Jeder für sich und alle gemeinsam prägen sie heute die Theaterlandschaft und den deutschen Film.
Nun soll es heute aber nicht um die Auszeichnung eines Quintetts gehen, sondern um Sie, liebe Nina Hoss. In dem besagten ZEIT-Interview ist zu lesen, dass Sie bei ihrer Aufnahmeprüfung im Jahr 1995 schon damals alle in Grund und Boden spielten und in der Rolle der Nina in Tschechows „Möwe“ brillierten. Neid oder Missgunst seitens der Mitschüler? Fehlanzeige. Stattdessen Bewunderung. Ein Star, der keinen Wert darauf legt, einer zu sein. Grundsympathisch obendrein.
Dazwischen liegen 25 Jahre, in denen Sie eine beeindruckende Karriere hingelegt haben, die den meisten hierzulande trotz Talent und harter Arbeit versagt bleibt. Die fiktive Nina aus Tschechows „Möwe“, als Schauspielerin nicht mit Erfolg gesegnet, scheint mit der realen Nina nicht viel gemein zu haben.
Sie haben kürzlich gesagt, „dass wir nicht sprachlos sein dürfen und dem Hass, der geschürt wird und der Angst vor dem Fremden etwas Positives entgegensetzen müssen.“
Wie Recht Sie haben. In einer Zeit, in der an der Demokratie kräftig gerüttelt wird und die Stimmen gegen den Pluralismus und unsere hart erkämpften Werte immer werden lauter werden, gilt es, Zeichen zu setzen.
Als der Hongkonger Aktivist der Stunde, Joshua Wong, vor zwei Wochen in Berlin zu Besuch war, sagte er, dass er statt Tränengas in seiner Heimat in Deutschland „den Duft der Freiheit atme“.
Für einen kurzen Moment war das ein gutes Gefühl, bei allen Abwärtsprognosen an etwas erinnert zu werden, dass wir hierzulande – im Gegensatz zu vielen anderen Ländern auf der Welt – als selbstverständlich erachten dürfen.
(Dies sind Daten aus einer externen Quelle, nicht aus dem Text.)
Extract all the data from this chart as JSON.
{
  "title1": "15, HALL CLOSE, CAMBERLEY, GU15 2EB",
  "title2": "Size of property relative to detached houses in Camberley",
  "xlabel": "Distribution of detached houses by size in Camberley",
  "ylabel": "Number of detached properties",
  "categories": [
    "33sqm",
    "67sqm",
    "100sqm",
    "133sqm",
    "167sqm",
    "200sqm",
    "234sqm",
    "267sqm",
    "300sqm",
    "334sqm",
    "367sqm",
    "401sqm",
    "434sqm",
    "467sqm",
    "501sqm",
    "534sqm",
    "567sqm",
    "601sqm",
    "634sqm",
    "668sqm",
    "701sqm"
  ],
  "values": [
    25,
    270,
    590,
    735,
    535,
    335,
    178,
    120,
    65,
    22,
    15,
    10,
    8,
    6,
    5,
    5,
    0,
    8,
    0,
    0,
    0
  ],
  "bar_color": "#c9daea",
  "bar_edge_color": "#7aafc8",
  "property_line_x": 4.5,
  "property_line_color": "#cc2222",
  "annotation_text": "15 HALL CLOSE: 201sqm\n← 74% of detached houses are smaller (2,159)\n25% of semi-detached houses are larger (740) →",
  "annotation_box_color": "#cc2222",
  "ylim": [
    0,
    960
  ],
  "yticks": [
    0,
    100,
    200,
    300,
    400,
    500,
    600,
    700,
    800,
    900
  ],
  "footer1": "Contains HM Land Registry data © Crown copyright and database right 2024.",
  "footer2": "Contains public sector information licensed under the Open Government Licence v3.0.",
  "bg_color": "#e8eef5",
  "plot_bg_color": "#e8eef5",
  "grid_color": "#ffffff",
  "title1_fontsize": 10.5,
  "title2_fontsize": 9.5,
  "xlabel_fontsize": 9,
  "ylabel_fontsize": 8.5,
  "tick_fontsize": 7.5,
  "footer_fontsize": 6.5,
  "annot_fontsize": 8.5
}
Doch wenn wir einem Demokratiekämpfer der vergangenen Stunde Glauben schenken dürfen, ist genau das das Trügerische. Kein geringerer als Barack Obama sagte bei seiner Abschiedsrede:
„Demokratie ist dann gefährdet, wenn wir sie als selbstverständlich betrachten.“
Es ist unser aller Aufgabe, miteinander dafür zu sorgen, dass die Freiheit und die Offenheit des künstlerischen Ausdrucks und auch unserer Gesellschaft insgesamt gewährleistet bleiben. Es geht darum, dieser verdrehten Welt eine Richtung zu geben.
Die Geschichte zeigt, dass wir solidarisch für die Kunstfreiheit und die Freiheit von Künstlerinnen und Künstlern einstehen müssen, vor der eigenen Haustür genauso wie in Übersee. Ich danke „Filmfest Hamburg“, dass es den Finger immer wieder in die Wunde legt, auf Missstände aufmerksam macht und auch bedrohten Künstlerinnen und Künstlern eine Plattform für ihr Schaffen bietet.
Was passieren kann, wenn uns das nicht gelingt, zeigt auch die entfernte und nahe Vergangenheit um den Douglas Sirk Preis. Der Namensgeber des Preises musste 1937 aufgrund der Verfolgung durch die Nationalsozialisten ins Exil flüchten. Jafar Panahi, Preisträger des letzten Jahres, durfte nicht anreisen. Seine Tochter nahm den Preis statt seiner auf dieser Bühne entgegen, da er, mit einem Berufsverbot belegt, Iran bis heute nicht verlassen darf. Filme dreht er trotzdem.
Ich freue mich daher umso mehr, dass Sie, liebe Frau Hoss, uns nicht per Videobotschaft zugeschaltet sind, sondern heute Abend hier sein können und dürfen, um den Preis persönlich entgegenzunehmen.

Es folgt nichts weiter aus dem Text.